China also warned Taiwanagainst trying to seek further independence adding that “attempts to engage in separatist activities in the international arena will never succeed.”

Why is Taiwan such a thorny issue?

In its drive for territorial integrity, China regularly protests any moves to recognize Taiwan across the world.

The Lithuanian-based Taiwan office, set to open in the fall, would be the first European representative office to be called by the country’s own name, as opposed to Taipei, its capital.

In return, Lithuania would open its own representative office in Taipei, while offering to donate 20,000 coronavirus vaccines dosesin the process.

Reacting to the Chinese statement, the Lithuanian foreign ministry said later on Tuesday that it was sticking with its decision to strengthen ties with Taiwan while respecting the “one China” principle.

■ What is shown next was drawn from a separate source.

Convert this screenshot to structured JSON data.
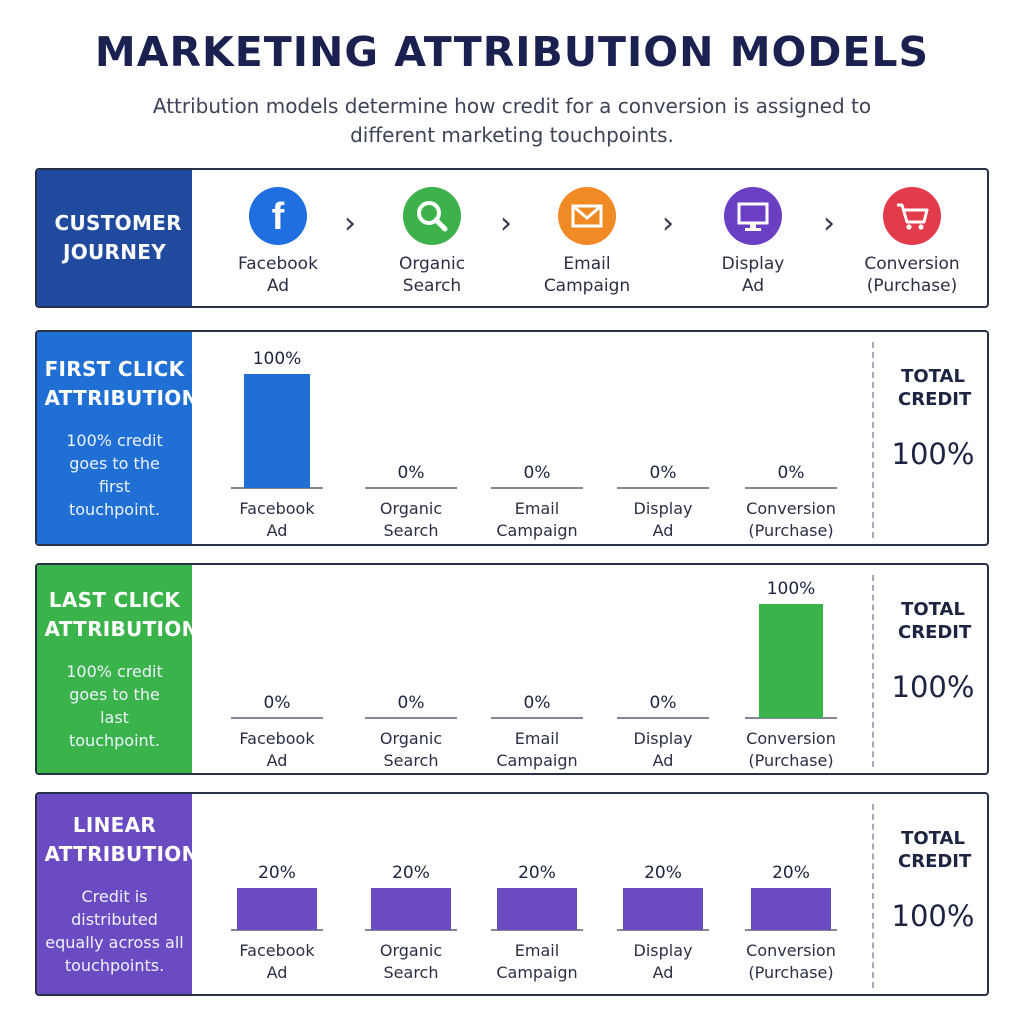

Taiwanese Foreign Ministry spokesperson Joanne Ou praised Lithuania’s “firm will to defend the concept of national

dignity and freedom.”

“The two sides will continue to strengthen exchanges in various fields on the basis of universal values such as democracy, freedom and human rights,” Ou said

Only 15 countries have formal diplomatic ties with Taiwan, with the EU having its own representative office with the beleaguered island.

Tensions between the West and China have escalated in recent months over human rights in Hong Kong and alleged human rights abuses of the Uyghur Muslim minority group.